LEGION

Chapter 4

 

As the shadow inevitably drew closer to her, Donna was quite prepared to give whomever, or whatever it was, a serious headache. It had reached the other side of the support beam. She stood poised between it and the wine rack, trying her best to control her quaking knees.

Donna frowned. Why did she suddenly feel like a school girl who'd been dared into going inside a haunted house? That thought was interrupted when she clearly heard a single, cautious step. One more, and whoever belonged to that shadow would be right in front of her. Then it came, another step. Involuntarily closing her eyes, Donna swung the bat with all of her might.

“Whoa!” Came a startled cry.

With amazingly quick reflexes, the Doctor somehow managed to duck under Donna's swing, albeit just barely. The cricket bat whiffed past his hair by mere centimeters. Donna stood for a moment, open-mouthed, staring at the Doctor in disbelief. She barely noticed when he reached over and gently prised the cricket bat out of her hand.

“I used to have one just like this.” The Doctor said, looking at the bat,. “I wonder where it got to?”

“Doctor!” Donna shouted gladly, launching herself into his arms. “Oh, am I glad to see you!”

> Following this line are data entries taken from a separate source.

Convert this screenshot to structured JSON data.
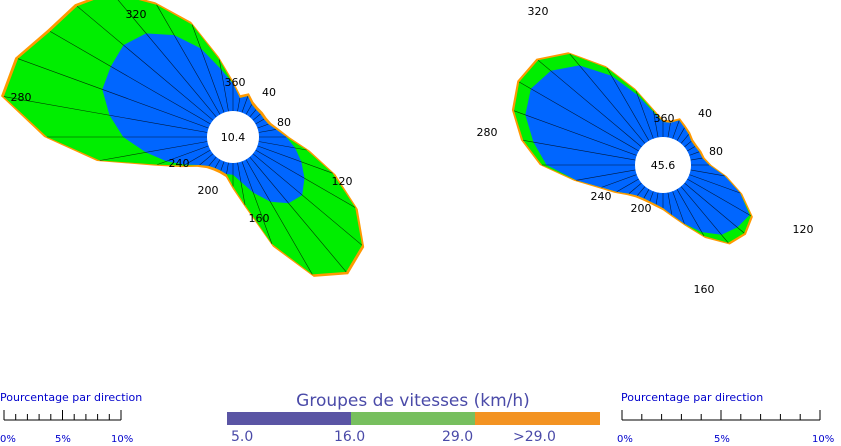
{
  "chart_data": [
    {
      "type": "radar",
      "subtype": "wind-rose",
      "calm_value": "10.4",
      "direction_labels": [
        "40",
        "80",
        "120",
        "160",
        "200",
        "240",
        "280",
        "320",
        "360"
      ],
      "directions": [
        10,
        20,
        30,
        40,
        50,
        60,
        70,
        80,
        90,
        100,
        110,
        120,
        130,
        140,
        150,
        160,
        170,
        180,
        190,
        200,
        210,
        220,
        230,
        240,
        250,
        260,
        270,
        280,
        290,
        300,
        310,
        320,
        330,
        340,
        350,
        360
      ],
      "units": "% per direction",
      "series": [
        {
          "name": "5.0",
          "values": [
            0.7,
            0.9,
            0.6,
            0.5,
            0.5,
            0.5,
            0.6,
            0.9,
            1.4,
            1.9,
            2.4,
            2.9,
            3.3,
            3.1,
            2.5,
            1.7,
            1.0,
            0.6,
            0.6,
            0.5,
            0.5,
            0.6,
            0.9,
            1.5,
            2.3,
            3.2,
            4.3,
            5.1,
            5.8,
            5.9,
            6.0,
            5.6,
            4.7,
            3.5,
            2.2,
            1.4
          ]
        },
        {
          "name": "16.0",
          "values": [
            0.7,
            0.9,
            0.6,
            0.5,
            0.5,
            0.5,
            0.6,
            0.9,
            1.4,
            2.5,
            4.0,
            5.8,
            7.1,
            7.4,
            6.5,
            4.3,
            2.1,
            1.2,
            0.6,
            0.5,
            0.5,
            0.6,
            0.9,
            1.6,
            2.7,
            5.3,
            7.7,
            10.1,
            10.0,
            9.3,
            9.0,
            8.2,
            6.4,
            4.8,
            2.7,
            1.4
          ]
        },
        {
          "name": "29.0",
          "values": [
            0.7,
            0.9,
            0.6,
            0.5,
            0.5,
            0.5,
            0.6,
            0.9,
            1.4,
            2.5,
            4.1,
            5.9,
            7.3,
            7.7,
            6.8,
            4.5,
            2.2,
            1.2,
            0.6,
            0.5,
            0.5,
            0.6,
            0.9,
            1.6,
            2.8,
            5.6,
            8.2,
            10.6,
            10.4,
            9.5,
            9.1,
            8.3,
            6.5,
            4.8,
            2.7,
            1.4
          ]
        }
      ]
    },
    {
      "type": "radar",
      "subtype": "wind-rose",
      "calm_value": "45.6",
      "direction_labels": [
        "40",
        "80",
        "120",
        "160",
        "200",
        "240",
        "280",
        "320",
        "360"
      ],
      "directions": [
        10,
        20,
        30,
        40,
        50,
        60,
        70,
        80,
        90,
        100,
        110,
        120,
        130,
        140,
        150,
        160,
        170,
        180,
        190,
        200,
        210,
        220,
        230,
        240,
        250,
        260,
        270,
        280,
        290,
        300,
        310,
        320,
        330,
        340,
        350,
        360
      ],
      "units": "% per direction",
      "series": [
        {
          "name": "5.0",
          "values": [
            1.0,
            1.3,
            1.0,
            0.8,
            0.6,
            0.6,
            0.7,
            0.8,
            1.2,
            2.3,
            3.6,
            4.8,
            4.6,
            4.2,
            3.3,
            2.3,
            1.5,
            1.0,
            0.8,
            0.7,
            0.7,
            0.8,
            1.1,
            1.7,
            2.5,
            4.0,
            5.9,
            6.9,
            7.9,
            8.3,
            7.9,
            6.8,
            5.0,
            3.1,
            1.7,
            1.0
          ]
        },
        {
          "name": "16.0",
          "values": [
            1.0,
            1.3,
            1.0,
            0.8,
            0.6,
            0.6,
            0.7,
            0.8,
            1.2,
            2.3,
            3.6,
            4.9,
            5.2,
            4.9,
            3.6,
            2.3,
            1.5,
            1.0,
            0.8,
            0.7,
            0.7,
            0.8,
            1.1,
            1.7,
            2.5,
            4.0,
            6.2,
            7.6,
            8.7,
            9.2,
            9.0,
            7.8,
            5.6,
            3.4,
            1.8,
            1.0
          ]
        },
        {
          "name": "29.0",
          "values": [
            1.0,
            1.3,
            1.0,
            0.8,
            0.6,
            0.6,
            0.7,
            0.8,
            1.2,
            2.3,
            3.6,
            4.9,
            5.2,
            4.9,
            3.6,
            2.3,
            1.5,
            1.0,
            0.8,
            0.7,
            0.7,
            0.8,
            1.1,
            1.7,
            2.5,
            4.0,
            6.2,
            7.6,
            8.7,
            9.2,
            9.0,
            7.8,
            5.6,
            3.4,
            1.8,
            1.0
          ]
        }
      ]
    }
  ],
  "legend": {
    "title": "Groupes de vitesses (km/h)",
    "labels": [
      "5.0",
      "16.0",
      "29.0",
      ">29.0"
    ],
    "colors": {
      "blue": "#0066ff",
      "green": "#00ee00",
      "orange": "#ff9900"
    },
    "bar_colors": [
      "#5a55a4",
      "#77bf5e",
      "#f39322"
    ]
  },
  "scales": [
    {
      "title": "Pourcentage par direction",
      "ticks": [
        "0%",
        "5%",
        "10%"
      ]
    },
    {
      "title": "Pourcentage par direction",
      "ticks": [
        "0%",
        "5%",
        "10%"
      ]
    }
  ]
}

“Hullo, Donna!” He grinned, returning the hug. Backing away, he looked at her, “Although,” the Doctor said, letting her go and hefting the wooden bat with a cheeky glint in his eyes, “if this is your way of showing how glad you are to see me, I'd hate to see what you'd do when you aren't!.”

“Sorry,” Donna said contritely, “I thought you were a giant wasp or something.”

“What giant wasp?” The Doctor asked.

A few minutes later they were back upstairs, standing in the room where Donna had heard the wasp crash through the window. It apparently was a combination office and library. Only now, all the windows were intact, and there was no sign that the creature had ever been there.

“I swear, Doctor, it was there, just like the one with Agatha Christie back in the nineteen-twenties.” Donna told him anxiously. “I wasn't imagining it.”

“I'm sorry, Donna, it's not your fault,” the Doctor said apologetically, placing a kindly hand on her shoulder, “but I'm afraid that's exactly what you were doing.”

“You'd better not be suggesting that I'm going 'round the bend!” Donna said, stepping back and giving him an indignant glare, “Cos' I'm telling you, Doctor, it was real, it was there!”

“No, Donna,” The Doctor said reassuringly, “I don't think you're mad. I think your lift indeed does indeed go all the way to the top and that you've a full load of bricks, and any other tired old cliché about that sort of thing, of which there's probably hundreds, but which I don't have time to go into right now. Thing is though,” The Doctor continued, plunking himself down in an overstuffed armchair near the library fireplace, “some force we cannot see is tinkering with our minds, trying to instill fear and terror. And, apparently it's not confining itself to the mind anymore. I saw what it did to your friend's husband, and I know I didn't imagine that.”

“That was horrible.” Donna agreed sadly. “But why did it start in on me? I only just got here yesterday.”

“I don't know why, Donna. Because you were there?” The Doctor sighed. “With this thing, anything could be possible. Which makes all this very interesting, but bit of a challenge, as well. When you were on the phone with me, you mentioned the wasp. It's possible that whatever is here, somehow picked up that image from your mind, and made you believe it was real.”

“Hang on, a minute ago you said, 'our' minds, Doctor.” Donna pondered, sitting in a matching chair on the other side of the fireplace.”Do you mean that it's been playing these games with you as well?”

“It's been trying to,” the Doctor answered with a nod of his head, “but I've been ignoring it.. My mind is my own, and I'd like to keep it that way, ta. But, whatever it is Donna, for it to get inside my head at all, it's got one heck of a powerful mojo.”

“But,” she asked, “if this is some kind of invisible force, how can you fight something you can't see?”

“The sun with his great eye, sees not so much as I.” The Doctor said cryptically, leaning towards her.

“We're facing some unseen evil, bent on killing us, and you're sitting there acting all smug, quoting Keats at me?” Donna raised a questioning eyebrow at him.

“Yes, yes I am.” The Doctor smiled. Then paused, and said, “I didn't know you liked poetry, Donna. “Daisy's Song”, nice little poem, thankfully written before the invention of the spy cam. Though I did try to warn him to take that bit about being with the sheep out.”

“I always thought that poem was a bit pervy.” Donna shrugged. “Guy I dated once, thought the quickest way to get a leg over was to spout love poems at me half the night. Well, that and getting me blootered on champagne.”

Without warning, the fireplace—which had no logs in it, suddenly burst into great gouts of flame. Before she could react, the chair on which Donna was sitting suddenly gave a great lurch, tipping her towards the roaring fire.